That must have been the phrase you liked. I fear that Obama is in danger a couple years from now of becoming a universally ridiculed president, perhaps as George W Bush was, and for much the same reason. He is not delivering on his promise of change we can believe in just as Bush didn't deliver on his promise of being a uniter, not a divider and foregoing the nation building. The problem is, Obama inherited a moribund economy, and has given his team carte blanche to try anything which works--"whatever it takes", as he put it. So we get $1.4 trillion deficits and $9 trillion projected deficits over the next decade. We get a stimulus program which costs on the order of $200K or $300K per job added or saved. <link>
We get govt. practically buying houses for people and keeping them in those houses--though Mish today cited an interesting report on that concept, revealing that the motivation often is to save the bankers the trouble of repossessing these houses more than it is to help the individual homeowners:
<link>
Some excerpts:
In calculating whether to buy or rent, a potential homebuyer should
compare the net cost of owning to the net cost of renting a similar
home over the expected period of occupancy. The costs of owning include
the interest-only portion of the loan payment, property taxes,
maintenance, homeowners insurance, and transaction costs upon selling,
minus the expected appreciation and cumulative tax savings over the
planned period of ownership. As a rule of thumb, a potential homebuyer
is generally better off renting when the home price exceeds 15 or 16
times the annual rent for comparable homes...historical home prices have hewed nationally to a price-to-annual-rent
ratio of roughly 15-to-1. At the peak of the market, however,
price-to-rent ratios reached 38-to-1 in the most inflated markets, and
the national average reached 23-to-1. [Today the national Case Shiller index for 20 cities has fallen nearly 30%, bringing price-to-rents down to about 16].
The cited article makes some noteworthy points about the asymmetry between home-borrowers and bankers. Of course the bankers come out on top because even when they suffer--in many cases well deserved--losses from defaults, govt. and the Federal Reserve are there to bail them out and in many cases buy their toxic loans at above market prices.
The market did not fail, government policies to promote housing in
conjunction with loose monetary policies at the Fed is what failed.
Fannie Mae, Freddie Mac, HUD, the FHA, and the Fed all failed. Every
one of those agencies should be abolished.

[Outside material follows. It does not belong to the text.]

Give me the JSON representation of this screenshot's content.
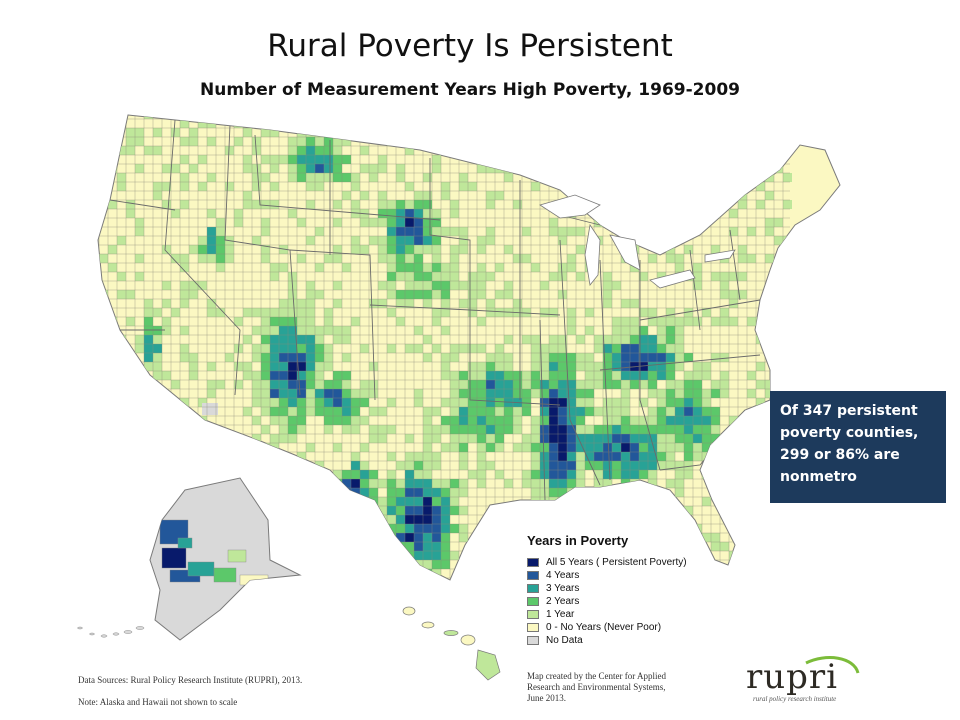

Of course I've been railing here for years about the malinvestments caused by the tax loopholes long given to housing and increased in 1997 (whence commenced the housing bubble), the artificially low Fed Funds rates, the securitization, the Housing ATM, the even lower FF rates in 2008 and 2009, and the endless and gargantuan bailouts to the financial sector. Today of course the govt. is borrowing half of what it takes in in taxes. I beefed back in the early 1980s when Reagan borrowed 20% of what the govt. took in. Unless and until Obama truly has the courage of his change convictions, things will only get worse, and he would practically have to become a benevolent dictator in order to effect real and needed change. Obama was the Queen of Spades in the game of Hearts: only valuable if we got all the hearts (Congress). But since being elected Obama has not acted as the Queen of Spades ought. So we continue with the slow-mo train wreck. The nation might have been better off electing John McCain and thus eventually repudiating the GOP's policies. I say this with full acknowledgement of the ignorance of his running mate. Now Obama and the Dems must take the hit for what Bush caused, and so far, I must say that it couldn't happen to a nicer bunch of people. For the most part they don't come across as being sympathetic to the people, but to the corporations, so why should the people feel sorry if they get blamed for Bush's bad economy? A pox on both their houses! True, that may well set us up for a future Ronald Reagan like tyrant who could be even worse (if more decisive) than Obama, but I've come to accept much of this as being the fate of an empire in decline. Few such empires go down gracefully. From my vantage point as an expat what stands out is the arrogance and insularity of both parties as they borrow and spend the country into oblivion, and it will take a wake up call from America's creditors to put a halt to this. The US is the new subprime nation, and China, Japan, and the petro-states its bankers. who will bail them out?